Problem is, very few people listen to it. Many classical radio stations are either jumping ship to more vibrant formats-mostly news/talk-or sticking with it out of loyalty, but with reduced expectations. Major orchestras are building up big debts because too few of their plush red seats are showing signs of wear.

Music, and especially serious music, is a transport to the heavens. Great musicians amaze us all with an art that is nearly uncanny. Yet what happens when a critical mass of people simply don’t care anymore? The music, in terms of the numbers of listeners who know it and are devoted to it, has been “dying” for decades. Yet a new wave of well-publicized teeth-gnashing and clothes-rending occurs whenever some new calamity or outrage-National Public Radio’s “gutting” of its classical music program, “Performance Today,” for example-seems to make life in Dusty Gulch, which was already pretty bad, more imperiled than before. Much like passenger train travel in this country, there’s a strong sense that classical music should be there, that it should be a central part of the culture, even though almost no one uses it.

This all brings up an interesting question about change and loss, about the relationship between progress and decadence. If classical music becomes even more of an endangered exotic curiosity than it is now, is it a tragic loss or an evolutionary casualty? Is it any more tragic than the rise of writing and the corresponding withering of oral traditions and well-developed memories? The art of illuminated manuscripts fell victim to Herr Gutenberg. Not many of us mourn the layers of dust accumulating on classics by Milton and Cervantes. If classical music performance were to completely die away, would we be poorer for it? Certainly. But I’m also poorer for not being able to recite 10,000 lines of iambic pentameter on demand, and I don’t actively suffer for it.

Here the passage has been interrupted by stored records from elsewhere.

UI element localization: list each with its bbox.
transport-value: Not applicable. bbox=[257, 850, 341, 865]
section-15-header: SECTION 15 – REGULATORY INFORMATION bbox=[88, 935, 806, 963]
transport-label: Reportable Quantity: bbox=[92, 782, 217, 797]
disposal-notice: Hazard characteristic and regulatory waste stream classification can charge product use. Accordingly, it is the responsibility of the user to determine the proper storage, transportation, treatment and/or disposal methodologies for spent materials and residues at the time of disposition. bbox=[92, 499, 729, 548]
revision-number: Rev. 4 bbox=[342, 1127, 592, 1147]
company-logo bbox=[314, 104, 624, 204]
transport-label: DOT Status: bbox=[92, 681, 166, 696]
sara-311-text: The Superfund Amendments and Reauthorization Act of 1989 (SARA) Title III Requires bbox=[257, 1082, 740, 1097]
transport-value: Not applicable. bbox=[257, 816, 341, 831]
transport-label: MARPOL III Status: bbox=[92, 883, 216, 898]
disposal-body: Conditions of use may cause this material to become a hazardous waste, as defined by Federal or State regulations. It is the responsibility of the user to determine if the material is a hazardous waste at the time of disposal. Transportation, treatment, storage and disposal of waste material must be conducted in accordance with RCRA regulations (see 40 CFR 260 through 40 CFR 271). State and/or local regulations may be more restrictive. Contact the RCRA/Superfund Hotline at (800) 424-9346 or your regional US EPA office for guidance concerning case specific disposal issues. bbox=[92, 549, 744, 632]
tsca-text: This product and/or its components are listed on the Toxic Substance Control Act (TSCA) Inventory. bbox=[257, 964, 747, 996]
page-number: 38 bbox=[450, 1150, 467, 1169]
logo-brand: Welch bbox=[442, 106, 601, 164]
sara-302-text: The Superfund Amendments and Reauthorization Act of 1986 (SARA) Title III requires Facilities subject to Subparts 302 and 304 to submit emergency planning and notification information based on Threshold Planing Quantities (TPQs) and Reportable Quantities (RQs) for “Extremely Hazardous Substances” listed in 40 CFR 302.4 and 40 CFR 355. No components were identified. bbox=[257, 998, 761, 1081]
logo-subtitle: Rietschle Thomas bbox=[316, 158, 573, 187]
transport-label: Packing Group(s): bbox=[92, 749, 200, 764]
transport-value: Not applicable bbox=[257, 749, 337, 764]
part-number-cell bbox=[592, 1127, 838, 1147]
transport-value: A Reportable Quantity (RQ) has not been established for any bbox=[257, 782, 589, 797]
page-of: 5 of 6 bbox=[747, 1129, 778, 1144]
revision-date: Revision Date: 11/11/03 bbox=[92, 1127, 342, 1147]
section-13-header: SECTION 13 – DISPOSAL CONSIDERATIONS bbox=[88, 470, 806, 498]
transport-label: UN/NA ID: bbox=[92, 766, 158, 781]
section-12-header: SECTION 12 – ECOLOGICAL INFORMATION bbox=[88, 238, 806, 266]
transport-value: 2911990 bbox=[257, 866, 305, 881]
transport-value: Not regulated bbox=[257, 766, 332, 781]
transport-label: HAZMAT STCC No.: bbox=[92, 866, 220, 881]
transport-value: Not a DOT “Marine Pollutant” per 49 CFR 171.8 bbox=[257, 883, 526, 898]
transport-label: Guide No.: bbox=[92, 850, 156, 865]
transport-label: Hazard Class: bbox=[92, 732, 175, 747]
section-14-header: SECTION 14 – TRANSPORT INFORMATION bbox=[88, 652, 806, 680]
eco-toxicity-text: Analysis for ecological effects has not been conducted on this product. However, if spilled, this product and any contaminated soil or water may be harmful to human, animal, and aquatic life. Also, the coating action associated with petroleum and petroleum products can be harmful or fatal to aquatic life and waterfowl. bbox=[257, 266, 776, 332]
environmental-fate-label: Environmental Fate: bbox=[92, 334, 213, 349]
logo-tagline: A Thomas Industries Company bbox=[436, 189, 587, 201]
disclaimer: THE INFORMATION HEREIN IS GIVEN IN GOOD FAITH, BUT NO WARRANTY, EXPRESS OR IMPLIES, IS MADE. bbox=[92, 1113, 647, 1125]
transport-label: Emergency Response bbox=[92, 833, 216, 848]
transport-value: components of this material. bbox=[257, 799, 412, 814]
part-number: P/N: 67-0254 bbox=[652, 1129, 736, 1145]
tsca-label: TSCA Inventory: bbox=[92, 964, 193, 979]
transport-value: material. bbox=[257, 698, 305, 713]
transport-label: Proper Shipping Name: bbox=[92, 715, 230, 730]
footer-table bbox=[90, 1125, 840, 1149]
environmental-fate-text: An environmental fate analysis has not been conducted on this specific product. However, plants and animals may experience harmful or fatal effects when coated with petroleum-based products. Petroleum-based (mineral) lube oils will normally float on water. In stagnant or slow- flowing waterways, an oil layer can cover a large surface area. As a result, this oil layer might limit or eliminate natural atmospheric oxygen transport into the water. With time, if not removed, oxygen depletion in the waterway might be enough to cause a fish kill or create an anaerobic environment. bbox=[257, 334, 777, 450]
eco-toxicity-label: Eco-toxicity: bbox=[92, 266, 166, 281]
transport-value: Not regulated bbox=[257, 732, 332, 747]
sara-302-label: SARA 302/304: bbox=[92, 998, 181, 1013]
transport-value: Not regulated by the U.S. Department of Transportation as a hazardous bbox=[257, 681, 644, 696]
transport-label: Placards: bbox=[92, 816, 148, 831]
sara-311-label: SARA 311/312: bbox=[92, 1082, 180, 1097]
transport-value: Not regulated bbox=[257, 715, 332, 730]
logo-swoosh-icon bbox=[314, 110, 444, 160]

Does one necessarily need music-serious or silly-to live a rich life of inquiry and poetry and curiosity and art and analytical facility and great love?

Probably not.

The novelist Vladimir Nabokov, for instance, wrote fiction of frightening complexity in two languages, was a serious lepidopterist, translated Pushkin, was a memorable teacher of literature, came from a musical family, enjoyed an unusually happy marriage with his beautiful wife, Vera, regarded music as “an arbitrary series of essentially annoying sounds,” and had no use for it at all.

It’s a tricky thing, preserving a cultural artifact. It requires maintenance that the natural enthusiasms of the culture don’t give it. Classical music resembles a coconut palm in a Pullman greenhouse. Heroic efforts will always keep it alive and as glorious as it would be in a Brazilian jungle-or late 18th-century Vienna. But the world outside the glass is cold and indifferent. In other words, the music is never going to occupy a central place in our culture again, if it ever did. Our culture is too democratized; it offers too many choices. No one voice has the authority to dictate taste and make anybody listen.

We are losing something as this music moves further to the margin. But we’ve suffered 10 thousand other irretrievable and-at the time-tragic cultural losses, from which we tend to recover and over which we cease to grieve. No collective teeth-gnashing over Dante’s disappearance from the best-seller lists. Yet Dante isn’t dead, only wandering the underworld, available for anyone to discover.

In the same way, the music and its performance will never die. And with recordings preserving music as an artifact, the same will be true of Beethoven’s late string quartets and Charles Ives’s symphonies. They won’t-and don’t-occupy a prominent place in our culture, and jobs (like mine) connected with classical music may go the way of the blacksmith. But the music will be there, in some form, and ultimately it’s up to the implacable forces and whimsical tastes of each of us whether to take it or leave it.